Erasmus did. An arrest of Luther was unjustified, he told Aleandro, because everyone knew that monstrous misconduct had shredded
the Church’s reputation, and attempts to mend the holy garment should be encouraged, not punished. The elector asked him what
he considered Luther’s major blunders. Wryly, Erasmus replied that he had made two: “He attacked the popes in their crowns
and the monks in their bellies.” As to
Exsurge Domine
, he doubted the bull was genuine. The pope was a gentle man; it did not sound at all like him. According to Pastor, the Catholic
historian, Erasmus said he suspected a conspiracy in the Curia. Frederick then gave Aleandro his decision. Luther, he said,
had appealed the bull; meantime he should remain free.

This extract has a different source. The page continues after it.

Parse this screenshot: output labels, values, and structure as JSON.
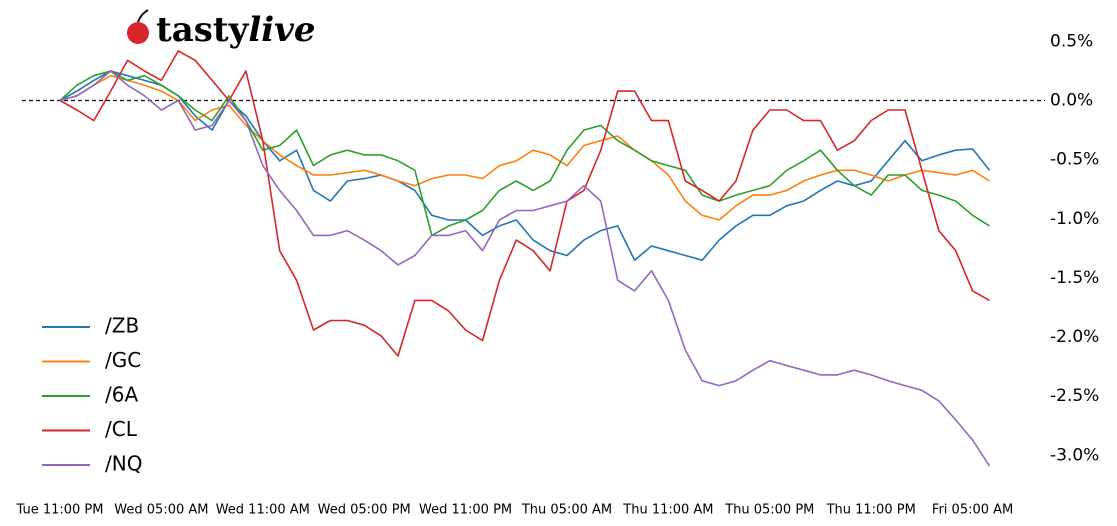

He added—and this exasperated the nuncio—that if it came to a trial, the court would sit in Germany, not Rome. Hurrying
to Aachen, Aleandro appealed this matter to the new emperor, Charles, who, to his consternation, confirmed Frederick. Charles
didn’t like it. The powers of his new office were overshadowed by his role as king of Spain, where the situation was unlike
that in Germany, and the Church’s challengers were few and weak. Spanish prelates would never put up with a sovereign tolerant
of heresiarchs. Furthermore, war between Spain and France was imminent, and he was trying to negotiate an alliance with the
Vatican, an arrangement which would include papal funds for his armies. Finally, as a condition of his election in Frankfurt
am Main, he had agreed that no German could be convicted without a fair hearing in his own country. The emperor therefore
had no choice. Luther, he said, would have to be tried before an imperial diet, which would convene in Worms on January 27,
1521.

S
ITTING ON THE LEFT BANK
of the Rhine, some ten miles northwest of Mannheim, the ancient city of Worms (pronounced
Vurmz
) was rich in Roman, ecclesiastical, and folk history; its destruction by the Huns had been immortalized in
The Nibelungenlied
, and only twenty-six years earlier Maximilian had presided over the most recent diet to be held there, proclaiming, as its
ultimate achievement, “perpetual public peace” (
ewiger Landfriede
).

Now the irony of those words lay heavy over the eminent assemblage gathering in response to the imperial decree—the empire’s
archbishops, bishops, princes, counts, dukes, margraves, and representatives of free cities, one of which Worms itself had
been for nearly four centuries. Their mood now was anything but peaceful. To the dismay of the twenty-year-old emperor, they
were obsessed with one topic: the fate of Martin Luther. Charles intended to try the heretical professor here (and meant to
see him convicted), but that had not been his purpose in convening the Reichstag. He wanted to mobilize the people for the
coming conflict with France and to strengthen the empire’s administration, moral discipline, and ties with the Vatican, whose
support he needed to shield Hungary from the infidel Turks.